"Highly entertaining and well-documented." — The New York Times While history has painted most pirates as "abominable brutes," capable of the worst cruelties and driven by insatiable greed, the author of this fascinating study insists that pirates have suffered more than their share of bad press, mainly from popularizing writers trying to sell books. He notes, for example, that Henry Morgan always carried privateering commissions signed by the governor of Jamaica, and that many pirates bought commissions (and pardons) from governors of the American colonies. With this in mind, Mr. Pringle tries to separate fact from fiction in chronicling the activities of the infamous men and women who sailed under the black flag during the great age of piracy. Beginning with Sir Francis Drake, the "Father of Modern Piracy," he examines the lives and deeds of such outlaws as Morgan, Captain Kidd, Blackbeard, Anne Bonney, and Mary Read, as well as a raft of lesser-known scoundrels, finding, for the most part, that the myths about these maritime marauders are largely overblown. Pirates, for example, never made their prisoners walk the plank. This was a nineteenth-century fiction with no basis in reality. Moreover, the atrocities pirates are accused of, if true, were no worse, and sometimes not nearly as bad, as the horrific punishments (brandings, drawing and quartering, burning alive, etc.), meted out by legitimate governments of the age. In short, while piracy undoubtedly was a fact of life in the seventeenth and eighteenth centuries, the reality was far less brutal and blood-soaked than the sensationalizing writers of the time and of a later day would have us believe. The true state of affairs is unfolded in this engrossing, impeccably accurate history, sure to delight any armchair sailor, maritime historian or old salt with its balanced, highly readable study of the seagoing brigands who sailed under the Jolly Roger.
Book written with all new research, captain's logs, trial transcripts, contemporary letters and official documents from national reserves. It puts a fresh outlook on pirates and privateers. They were not the bloodthirsty demons from movies and books, but rather, for the most part, businessmen who would not fight unless they had to. Many of the ships were put into the water with backers from the richest people of the day and also many of the governments of that time. PS There is not one contemporary report of any pirate making even one single individual walk the plank. Not even one for any purpose. And pirate captains were democratically elected, so none of that swash that you see on the screen and very little of the buckle!! An eye opener, anyone interested in the history of these misrepresented times should read this one. It is very hard to get your hands on a copy, this one was borrowed from the Kalamazoo Public Library. Thanks, Kalamazoo Public Library!!
An excellent survey of the practices, lore and character of pirates of the Pirate Age, full with myths debunked and authorities corrected. Very enjoyable and witty naration as well.

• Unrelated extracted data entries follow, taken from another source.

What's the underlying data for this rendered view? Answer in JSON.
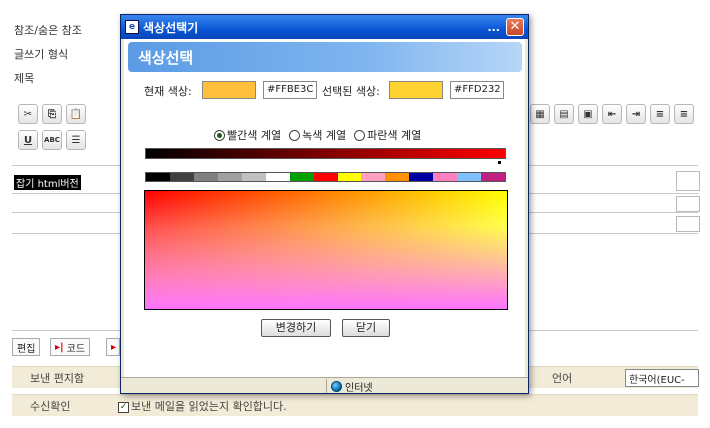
{
  "background": {
    "labels": [
      "참조/숨은 참조",
      "글쓰기 형식",
      "제목"
    ],
    "html_tag": "잡기 html버전",
    "bottom_tabs": [
      "편집",
      "코드"
    ],
    "sender_editor_label": "보낸 편지함",
    "lang_label": "언어",
    "lang_value": "한국어(EUC-",
    "receipt_label": "수신확인",
    "receipt_text": "보낸 메일을 읽었는지 확인합니다.",
    "receipt_checked": "✓"
  },
  "modal": {
    "window_title": "색상선택기",
    "title_dots": "...",
    "banner_title": "색상선택",
    "current_label": "현재 색상:",
    "current_color": "#FFBE3C",
    "current_hex": "#FFBE3C",
    "selected_label": "선택된 색상:",
    "selected_color": "#FFD232",
    "selected_hex": "#FFD232",
    "radios": [
      {
        "label": "빨간색 계열",
        "checked": true
      },
      {
        "label": "녹색 계열",
        "checked": false
      },
      {
        "label": "파란색 계열",
        "checked": false
      }
    ],
    "palette": [
      "#000000",
      "#404040",
      "#808080",
      "#a0a0a0",
      "#c0c0c0",
      "#ffffff",
      "#00a000",
      "#ff0000",
      "#ffff00",
      "#ffa0c0",
      "#ff9000",
      "#0000a0",
      "#ff80c0",
      "#80c0ff",
      "#c02080"
    ],
    "change_button": "변경하기",
    "close_button": "닫기",
    "status_zone": "인터넷"
  }
}
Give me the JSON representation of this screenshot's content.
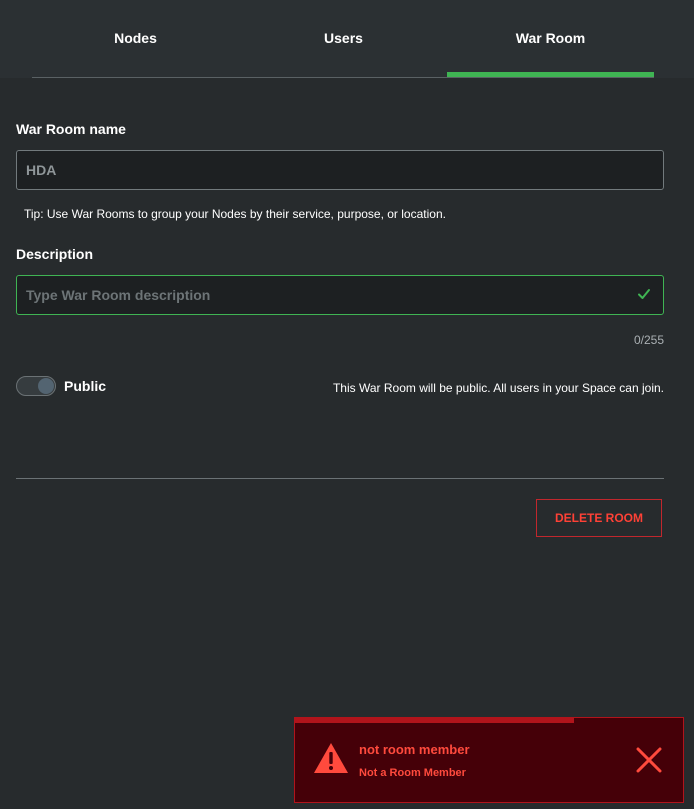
{
  "tabs": [
    {
      "label": "Nodes",
      "active": false
    },
    {
      "label": "Users",
      "active": false
    },
    {
      "label": "War Room",
      "active": true
    }
  ],
  "form": {
    "name_label": "War Room name",
    "name_value": "HDA",
    "tip": "Tip: Use War Rooms to group your Nodes by their service, purpose, or location.",
    "description_label": "Description",
    "description_value": "",
    "description_placeholder": "Type War Room description",
    "description_counter": "0/255",
    "public_label": "Public",
    "public_help": "This War Room will be public. All users in your Space can join.",
    "public_enabled": true
  },
  "actions": {
    "delete_label": "DELETE ROOM"
  },
  "toast": {
    "title": "not room member",
    "message": "Not a Room Member",
    "progress": 0.72
  },
  "colors": {
    "accent": "#3fb453",
    "danger": "#ff4136",
    "background": "#272b2d",
    "toast_background": "#450008"
  },
  "icons": {
    "valid": "check-icon",
    "toast": "warning-icon",
    "dismiss": "close-icon"
  }
}
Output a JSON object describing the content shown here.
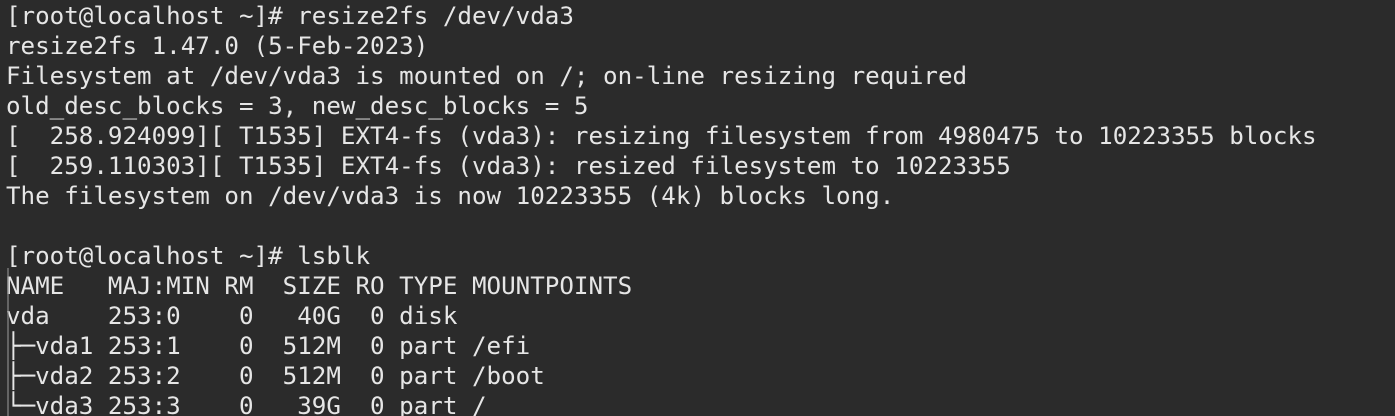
{
  "terminal": {
    "lines": [
      "[root@localhost ~]# resize2fs /dev/vda3",
      "resize2fs 1.47.0 (5-Feb-2023)",
      "Filesystem at /dev/vda3 is mounted on /; on-line resizing required",
      "old_desc_blocks = 3, new_desc_blocks = 5",
      "[  258.924099][ T1535] EXT4-fs (vda3): resizing filesystem from 4980475 to 10223355 blocks",
      "[  259.110303][ T1535] EXT4-fs (vda3): resized filesystem to 10223355",
      "The filesystem on /dev/vda3 is now 10223355 (4k) blocks long.",
      "",
      "[root@localhost ~]# lsblk",
      "NAME   MAJ:MIN RM  SIZE RO TYPE MOUNTPOINTS",
      "vda    253:0    0   40G  0 disk",
      "├─vda1 253:1    0  512M  0 part /efi",
      "├─vda2 253:2    0  512M  0 part /boot",
      "└─vda3 253:3    0   39G  0 part /"
    ]
  },
  "colors": {
    "background": "#2b2b2b",
    "text": "#e6e6e6"
  }
}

Good information, but the fashion in which it was presented could have been improved. Pringle spends much of the book denouncing the works of Exquemelin and Johnson, dismissing them as embellished and untrue, yet accepts their accounts at other times without offering any reason why one of the previously dismissed authors is suddenly presenting accurate information. In my eye, this made Pringle himself less reliable. He had far too many references to himself and his findings, which I find off-putting when reading history.
Excellent read. It iws academic in scope but written in non-academic language for the general public comprehension. I am referring to it in my MATH 014 Criminals encyclopedia.